The commercial space sector needs India. India needs the commercial space sector. Depending on where you travel, one of these two sentences may not be clear.
The commercial space industry needs India’s PSLV rocket to provide low-cost, reliable access to low Earth orbit for small satellites, at least until promised alternatives have proved themselves (Note to Spaceflight Industries: When will the 89-satellite Sherpa tug be launched?).
The commercial world also needs India’s market to close the business case for the global broadband networks in low- Earth and geostationary orbit now being designed. You cannot write off 17 percent of the world’s population, especially one where large populations live in villages that should erect “Satellite Connectivity Wanted” signs, given satellite’s relevance to them for cellular backhaul and broadband connectivity.

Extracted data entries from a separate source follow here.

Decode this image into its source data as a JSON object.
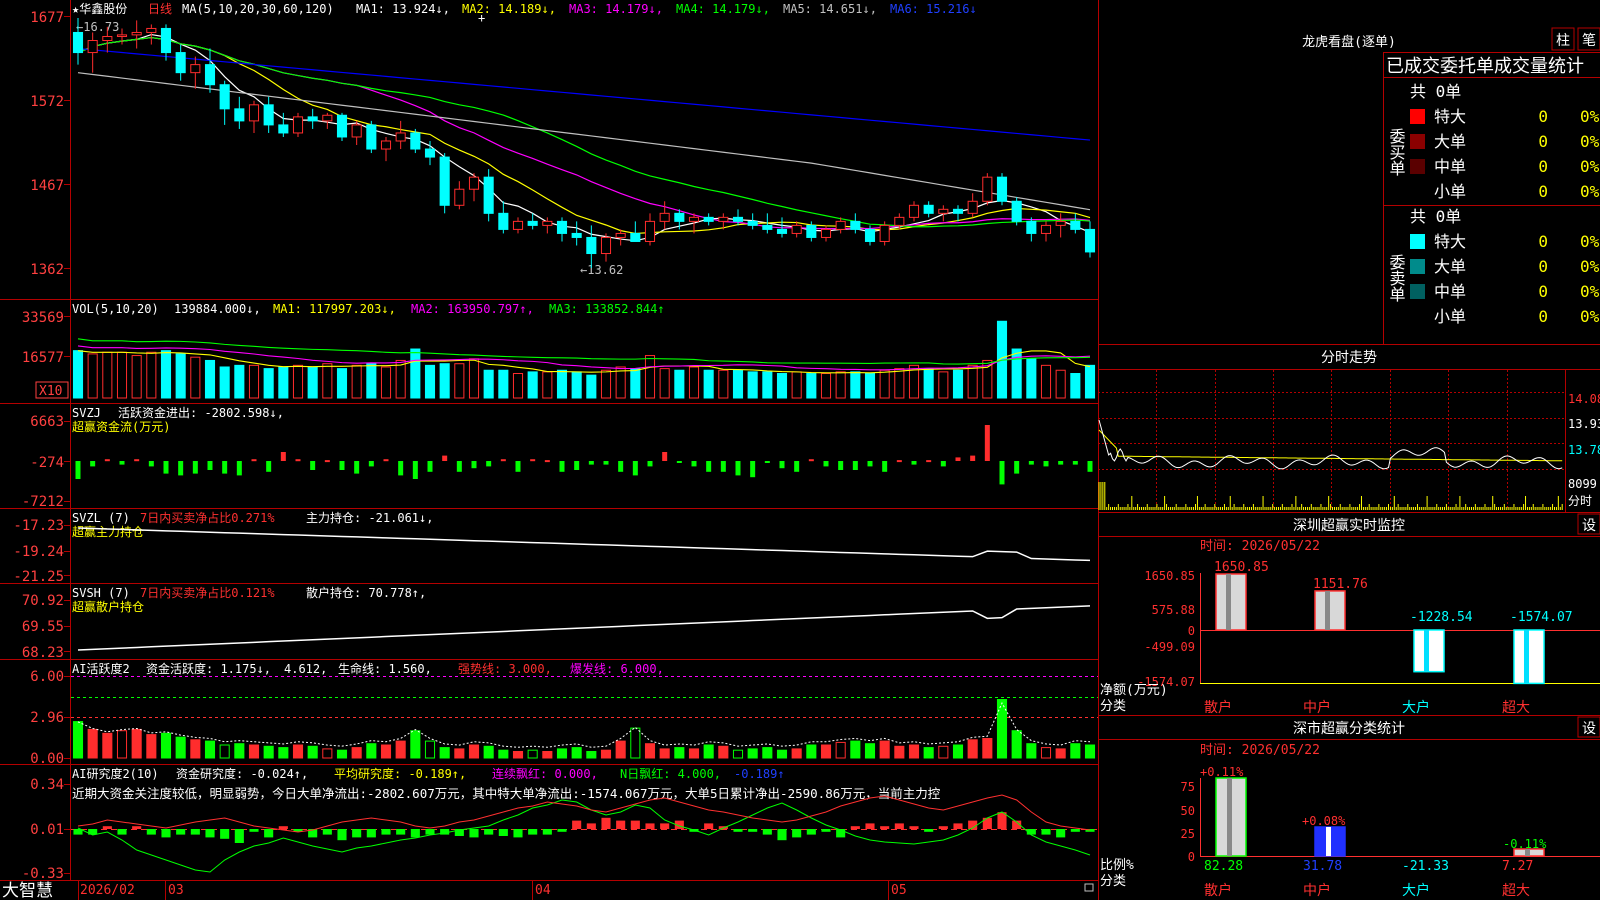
{
  "colors": {
    "up": "#ff2d2d",
    "down": "#00ffff",
    "frame": "#b40000",
    "axis_text": "#ff4040",
    "ma1": "#ffffff",
    "ma2": "#ffff00",
    "ma3": "#ff00ff",
    "ma4": "#00ff00",
    "ma5": "#c0c0c0",
    "ma6": "#0000ff"
  },
  "header": {
    "stock": "★华鑫股份",
    "period": "日线",
    "ma_params": "MA(5,10,20,30,60,120)",
    "ma1": "MA1: 13.924↓,",
    "ma2": "MA2: 14.189↓,",
    "ma3": "MA3: 14.179↓,",
    "ma4": "MA4: 14.179↓,",
    "ma5": "MA5: 14.651↓,",
    "ma6": "MA6: 15.216↓",
    "hi_label": "←16.73",
    "lo_label": "←13.62"
  },
  "price_axis": [
    "1677",
    "1572",
    "1467",
    "1362"
  ],
  "vol_panel": {
    "t0": "VOL(5,10,20)",
    "t1": "139884.000↓,",
    "t2": "MA1: 117997.203↓,",
    "t3": "MA2: 163950.797↑,",
    "t4": "MA3: 133852.844↑",
    "axis": [
      "33569",
      "16577"
    ],
    "unit": "X10"
  },
  "svzj_panel": {
    "l1a": "SVZJ",
    "l1b": "活跃资金进出: -2802.598↓,",
    "l2": "超赢资金流(万元)",
    "axis": [
      "6663",
      "-274",
      "-7212"
    ]
  },
  "svzl_panel": {
    "a": "SVZL (7)",
    "b": "7日内买卖净占比0.271%",
    "c": "主力持仓: -21.061↓,",
    "l2": "超赢主力持仓",
    "axis": [
      "-17.23",
      "-19.24",
      "-21.25"
    ]
  },
  "svsh_panel": {
    "a": "SVSH (7)",
    "b": "7日内买卖净占比0.121%",
    "c": "散户持仓: 70.778↑,",
    "l2": "超赢散户持仓",
    "axis": [
      "70.92",
      "69.55",
      "68.23"
    ]
  },
  "ai1_panel": {
    "a": "AI活跃度2",
    "b": "资金活跃度: 1.175↓,",
    "c": "4.612,",
    "d": "生命线: 1.560,",
    "e": "强势线: 3.000,",
    "f": "爆发线: 6.000,",
    "axis": [
      "6.00",
      "2.96",
      "0.00"
    ]
  },
  "ai2_panel": {
    "a": "AI研究度2(10)",
    "b": "资金研究度: -0.024↑,",
    "c": "平均研究度: -0.189↑,",
    "d": "连续飘红: 0.000,",
    "e": "N日飘红: 4.000,",
    "f": "-0.189↑",
    "note": "近期大资金关注度较低，明显弱势，今日大单净流出:-2802.607万元，其中特大单净流出:-1574.067万元，大单5日累计净出-2590.86万元，当前主力控",
    "axis": [
      "0.34",
      "0.01",
      "-0.33"
    ]
  },
  "bottom_bar": {
    "brand": "大智慧",
    "d1": "2026/02",
    "d2": "03",
    "d3": "04",
    "d4": "05"
  },
  "dragon_tiger": {
    "title": "龙虎看盘(逐单)",
    "btn1": "柱",
    "btn2": "笔",
    "stat_title": "已成交委托单成交量统计",
    "buy_label": "委买单",
    "sell_label": "委卖单",
    "buy_total": "共 0单",
    "sell_total": "共 0单",
    "rows": [
      {
        "name": "特大",
        "count": "0",
        "pct": "0%"
      },
      {
        "name": "大单",
        "count": "0",
        "pct": "0%"
      },
      {
        "name": "中单",
        "count": "0",
        "pct": "0%"
      },
      {
        "name": "小单",
        "count": "0",
        "pct": "0%"
      }
    ]
  },
  "minute_chart": {
    "title": "分时走势",
    "p1": "14.08",
    "p2": "13.93",
    "p3": "13.78",
    "vol": "8099",
    "unit": "分时"
  },
  "monitor": {
    "title": "深圳超赢实时监控",
    "btn": "设",
    "time": "时间: 2026/05/22",
    "axis": [
      "1650.85",
      "575.88",
      "0",
      "-499.09",
      "-1574.07"
    ],
    "ylabel": "净额(万元)",
    "xlabel": "分类",
    "categories": [
      "散户",
      "中户",
      "大户",
      "超大"
    ],
    "value_labels": [
      "1650.85",
      "1151.76",
      "-1228.54",
      "-1574.07"
    ]
  },
  "classify": {
    "title": "深市超赢分类统计",
    "btn": "设",
    "time": "时间: 2026/05/22",
    "axis": [
      "75",
      "50",
      "25",
      "0"
    ],
    "ylabel": "比例%",
    "xlabel": "分类",
    "top_labels": [
      "+0.11%",
      "+0.08%",
      "-0.11%"
    ],
    "values": [
      "82.28",
      "31.78",
      "-21.33",
      "7.27"
    ],
    "categories": [
      "散户",
      "中户",
      "大户",
      "超大"
    ]
  },
  "chart_data": [
    {
      "type": "candlestick",
      "title": "华鑫股份 日线",
      "x": [
        "2026/02",
        "03",
        "04",
        "05"
      ],
      "ylim": [
        13.62,
        16.73
      ],
      "ohlc": [
        [
          16.55,
          16.73,
          16.15,
          16.3
        ],
        [
          16.3,
          16.55,
          16.05,
          16.45
        ],
        [
          16.45,
          16.62,
          16.3,
          16.5
        ],
        [
          16.5,
          16.6,
          16.4,
          16.52
        ],
        [
          16.52,
          16.7,
          16.35,
          16.55
        ],
        [
          16.55,
          16.65,
          16.4,
          16.6
        ],
        [
          16.6,
          16.65,
          16.2,
          16.3
        ],
        [
          16.3,
          16.4,
          15.95,
          16.05
        ],
        [
          16.05,
          16.25,
          15.85,
          16.15
        ],
        [
          16.15,
          16.35,
          15.8,
          15.9
        ],
        [
          15.9,
          15.95,
          15.4,
          15.6
        ],
        [
          15.6,
          15.75,
          15.35,
          15.45
        ],
        [
          15.45,
          15.7,
          15.3,
          15.65
        ],
        [
          15.65,
          15.75,
          15.3,
          15.4
        ],
        [
          15.4,
          15.55,
          15.25,
          15.3
        ],
        [
          15.3,
          15.55,
          15.25,
          15.5
        ],
        [
          15.5,
          15.6,
          15.35,
          15.45
        ],
        [
          15.45,
          15.55,
          15.35,
          15.52
        ],
        [
          15.52,
          15.55,
          15.2,
          15.25
        ],
        [
          15.25,
          15.45,
          15.15,
          15.4
        ],
        [
          15.4,
          15.45,
          15.05,
          15.1
        ],
        [
          15.1,
          15.25,
          14.95,
          15.2
        ],
        [
          15.2,
          15.45,
          15.1,
          15.3
        ],
        [
          15.3,
          15.35,
          15.05,
          15.1
        ],
        [
          15.1,
          15.2,
          14.9,
          15.0
        ],
        [
          15.0,
          15.05,
          14.3,
          14.4
        ],
        [
          14.4,
          14.7,
          14.35,
          14.6
        ],
        [
          14.6,
          14.8,
          14.45,
          14.75
        ],
        [
          14.75,
          14.85,
          14.2,
          14.3
        ],
        [
          14.3,
          14.45,
          14.05,
          14.1
        ],
        [
          14.1,
          14.25,
          14.05,
          14.2
        ],
        [
          14.2,
          14.3,
          14.1,
          14.15
        ],
        [
          14.15,
          14.25,
          14.05,
          14.2
        ],
        [
          14.2,
          14.25,
          13.95,
          14.05
        ],
        [
          14.05,
          14.2,
          13.9,
          14.0
        ],
        [
          14.0,
          14.15,
          13.62,
          13.8
        ],
        [
          13.8,
          14.05,
          13.7,
          14.0
        ],
        [
          14.0,
          14.1,
          13.9,
          14.05
        ],
        [
          14.05,
          14.2,
          13.95,
          13.95
        ],
        [
          13.95,
          14.3,
          13.9,
          14.2
        ],
        [
          14.2,
          14.45,
          14.1,
          14.3
        ],
        [
          14.3,
          14.35,
          14.1,
          14.2
        ],
        [
          14.2,
          14.3,
          14.05,
          14.25
        ],
        [
          14.25,
          14.3,
          14.15,
          14.2
        ],
        [
          14.2,
          14.3,
          14.1,
          14.25
        ],
        [
          14.25,
          14.35,
          14.15,
          14.2
        ],
        [
          14.2,
          14.3,
          14.1,
          14.15
        ],
        [
          14.15,
          14.3,
          14.05,
          14.1
        ],
        [
          14.1,
          14.25,
          14.0,
          14.05
        ],
        [
          14.05,
          14.2,
          14.0,
          14.15
        ],
        [
          14.15,
          14.2,
          13.95,
          14.0
        ],
        [
          14.0,
          14.15,
          13.95,
          14.1
        ],
        [
          14.1,
          14.25,
          14.05,
          14.2
        ],
        [
          14.2,
          14.3,
          14.05,
          14.1
        ],
        [
          14.1,
          14.15,
          13.9,
          13.95
        ],
        [
          13.95,
          14.2,
          13.9,
          14.15
        ],
        [
          14.15,
          14.3,
          14.1,
          14.25
        ],
        [
          14.25,
          14.45,
          14.2,
          14.4
        ],
        [
          14.4,
          14.45,
          14.25,
          14.3
        ],
        [
          14.3,
          14.4,
          14.2,
          14.35
        ],
        [
          14.35,
          14.4,
          14.2,
          14.3
        ],
        [
          14.3,
          14.55,
          14.25,
          14.45
        ],
        [
          14.45,
          14.8,
          14.4,
          14.75
        ],
        [
          14.75,
          14.8,
          14.4,
          14.45
        ],
        [
          14.45,
          14.5,
          14.15,
          14.2
        ],
        [
          14.2,
          14.25,
          13.95,
          14.05
        ],
        [
          14.05,
          14.2,
          13.95,
          14.15
        ],
        [
          14.15,
          14.3,
          14.0,
          14.2
        ],
        [
          14.2,
          14.3,
          14.05,
          14.1
        ],
        [
          14.1,
          14.2,
          13.75,
          13.82
        ]
      ]
    },
    {
      "type": "bar",
      "title": "VOL(5,10,20)",
      "values": [
        1.45,
        1.35,
        1.4,
        1.4,
        1.3,
        1.4,
        1.45,
        1.35,
        1.25,
        1.15,
        0.95,
        1.0,
        1.0,
        0.9,
        0.95,
        1.0,
        0.95,
        1.05,
        0.9,
        1.0,
        1.05,
        0.95,
        1.15,
        1.5,
        1.0,
        1.05,
        1.05,
        1.2,
        0.85,
        0.85,
        0.75,
        0.8,
        0.8,
        0.85,
        0.8,
        0.7,
        0.85,
        0.95,
        0.9,
        1.3,
        0.9,
        0.85,
        0.95,
        0.85,
        0.85,
        0.85,
        0.8,
        0.8,
        0.75,
        0.8,
        0.75,
        0.75,
        0.8,
        0.8,
        0.75,
        0.85,
        0.9,
        1.0,
        0.9,
        0.8,
        0.85,
        1.0,
        1.15,
        2.35,
        1.5,
        1.2,
        1.0,
        0.85,
        0.75,
        1.0
      ]
    }
  ]
}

Even if all the satellite broadband projects now planned are built, it’s not clear whether India’s demand will be served. An interesting exercise is to take OneWeb’s 700-satellite low-orbiting broadband network design and lay it over a map of India. How much actual capacity is available to a given village at any given time?
ViaSat Inc.’s recently announced ViaSat-3 terabitper-second project needs the Indian market to justify a seamless global network comprising three satellites. ViaSat recently opened an R&D center in Chennai, India — 125 engineers to start, 250 by 2019 — to tap India’s talent pool and to burnish ViaSat’s credentials for future ViaSat-3 access to the Indian market.
“If Indian government policy allows, a ViaSat-3 class satellite could connect millions of Indians to broadband Internet, potentially adding billions to India’s gross domestic product,” ViaSat said.
EchoStar’s Hughes Network Systems could read competitor ViaSat’s announcement and say: Been there, done that.
Hughes Communications India Ltd. has been in India for 20 years selling VSAT systems and in recent years has tried to leverage this background to get Indian regulatory approval to deploy a consumer broadband service in India. So far, not so good. Hughes is still trying, but meanwhile it has moved forward in Brazil, using Ka-band satellite capacity on a new Eutelsat satellite.
Indian regulators, especially those to take to heart Prime Minister Narendra Modi’s stated wish to unclog India’s well-known regulatory morass, should compare their regulatory system to Brazil’s.
They could also remember how long it took for Thailand’s Thaicom to get Indian landing rights for its pioneering IPStar Ku-band broadband satellite system.
None of this is to say sovereignty requirements should be tossed out like so many cathode-ray tubes. Iridium Communications has been forced to build gateway Earth stations in India, Russia and China to get access to these markets, even though Iridium’s network, using inter-satellite links, has no technical or service-quality need for them. The U.S. government likely would insist on the same thing.
But Modi’s Digital India and Smart Cities initiatives will not reach their potential without foreign satellites — lots of them — just as India’s television market can’t satisfy its demand without foreign satellites.
Ask telecommunications satellite fleet operators doing business in India what the regulatory and tax regimes are like and you’d think they’d all be running for the hills.
But they don’t. They hope that, sooner or later, India will catch up to Brazil. There are some green shoots that give reason for optimism. The fact that Indian cellular network operator Bharti Enterprises is an early investor in OneWeb may have been the single most promising event in OneWeb’s early development.
The Indian Space Research Organisation — the folks who own a fleet of revenue-generating telecommunications satellites and also regulate foreign satellite access to India — has spoken recently of privatizing a larger share of India’s space sector. And there’s even a space startup in India — Earth2Orbit of Bangalore.
And yet… India’s telecoms regulator in May published a “pre-consultation paper” proposing to consolidate Indian television broadcasts on just a couple of satellites — Indian-owned, of course.
So for now, ViaSat’s center in Chennai and similar moves by other companies should be seen as new arrivals at Everest Base Camp: Happy you made it here, but it’s a long way to the summit.